Pemprov Sulawesi Selatan (Sulsel) mengungkap rencana reklamasi untuk lahan pengganti 12,11 hektare di Kawasan Center Point of Indonesia (CPI) Makassar masih menunggu perizinan di Kementerian. Ada beberapa izin yang masih proses pengurusan.
"Kemarin sudah rapat dengan tim evaluasi kerja sama CPI. Online single submission (OSS) kesesuaian kegiatan penataan ruang laut (KKPRL) sementara diurus di Kementerian," ungkap Kepala Bidang Tata Ruang PTUR Sulsel, Andi Yurnita kepada detikSulsel, Kamis (28/4/2022).
Selain itu, ada beberapa izin lain juga sementara diurus secara paralel.

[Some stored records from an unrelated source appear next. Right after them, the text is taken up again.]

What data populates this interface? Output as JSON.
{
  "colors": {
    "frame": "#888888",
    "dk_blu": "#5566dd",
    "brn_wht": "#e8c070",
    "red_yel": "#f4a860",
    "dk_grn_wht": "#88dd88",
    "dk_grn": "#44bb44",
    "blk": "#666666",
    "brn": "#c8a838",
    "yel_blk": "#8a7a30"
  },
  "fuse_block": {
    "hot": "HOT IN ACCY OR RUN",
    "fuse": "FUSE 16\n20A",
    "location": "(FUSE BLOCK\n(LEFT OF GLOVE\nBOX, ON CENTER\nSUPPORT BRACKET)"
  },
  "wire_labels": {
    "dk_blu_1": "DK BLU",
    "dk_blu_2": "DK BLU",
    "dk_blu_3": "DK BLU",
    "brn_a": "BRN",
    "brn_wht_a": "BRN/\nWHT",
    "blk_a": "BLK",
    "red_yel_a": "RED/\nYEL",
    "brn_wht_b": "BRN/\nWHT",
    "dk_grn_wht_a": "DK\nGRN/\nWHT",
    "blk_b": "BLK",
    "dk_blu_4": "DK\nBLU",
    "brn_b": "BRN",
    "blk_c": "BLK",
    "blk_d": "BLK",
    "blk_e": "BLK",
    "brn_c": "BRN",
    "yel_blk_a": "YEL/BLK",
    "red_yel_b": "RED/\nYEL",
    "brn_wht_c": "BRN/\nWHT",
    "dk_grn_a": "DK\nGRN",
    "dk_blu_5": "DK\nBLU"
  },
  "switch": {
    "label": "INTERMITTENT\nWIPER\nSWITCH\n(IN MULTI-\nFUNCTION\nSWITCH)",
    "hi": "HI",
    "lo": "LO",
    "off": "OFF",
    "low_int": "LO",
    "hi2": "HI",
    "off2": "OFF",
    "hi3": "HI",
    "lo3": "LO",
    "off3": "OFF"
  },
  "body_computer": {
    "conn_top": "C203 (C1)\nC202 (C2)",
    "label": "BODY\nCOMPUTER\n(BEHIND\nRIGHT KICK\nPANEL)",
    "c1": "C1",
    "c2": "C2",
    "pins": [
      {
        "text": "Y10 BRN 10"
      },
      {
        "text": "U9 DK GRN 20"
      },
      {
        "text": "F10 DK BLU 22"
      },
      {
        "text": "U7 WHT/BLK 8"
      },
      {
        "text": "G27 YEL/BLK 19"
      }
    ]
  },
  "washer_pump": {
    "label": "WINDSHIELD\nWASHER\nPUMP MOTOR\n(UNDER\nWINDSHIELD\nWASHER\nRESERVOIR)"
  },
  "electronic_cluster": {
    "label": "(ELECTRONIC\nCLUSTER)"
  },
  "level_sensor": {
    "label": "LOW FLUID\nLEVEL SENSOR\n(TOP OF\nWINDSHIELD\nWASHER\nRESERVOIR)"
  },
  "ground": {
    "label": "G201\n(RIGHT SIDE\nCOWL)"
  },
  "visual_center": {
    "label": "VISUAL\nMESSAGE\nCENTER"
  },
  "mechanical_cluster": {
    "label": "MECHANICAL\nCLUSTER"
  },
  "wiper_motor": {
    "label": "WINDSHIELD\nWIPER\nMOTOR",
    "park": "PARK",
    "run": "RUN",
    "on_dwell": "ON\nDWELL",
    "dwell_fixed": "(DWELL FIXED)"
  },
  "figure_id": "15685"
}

Seperti izin pengambilan material akan diajukan ke Kementerian Perhubungan.
SCROLL TO CONTINUE WITH CONTENT
"Kalau amdal sudah dalam proses pengajuan," jelasnya.
Sementara terkait legalitas penimbunan di kawasan Lae-lae yang sebelumnya bertentangan dengan Perda nomor 9 tahun 2009 tentang Rencana Tata Ruang Wilayah Provinsi Sulsel tahun 2009-2029 telah direvisi dan melalui pembahasan pihak legislatif. Sudah ada revisi aturannya.
"Sudah direvisi Perda RTRW Provinsi Sulsel hasil integrasi RZWP3K . Perda nomor 3 tahun 2022 tentang RTRW Provinsi Sulsel sudah dibahas di DPRD Sulsel." tukasnya.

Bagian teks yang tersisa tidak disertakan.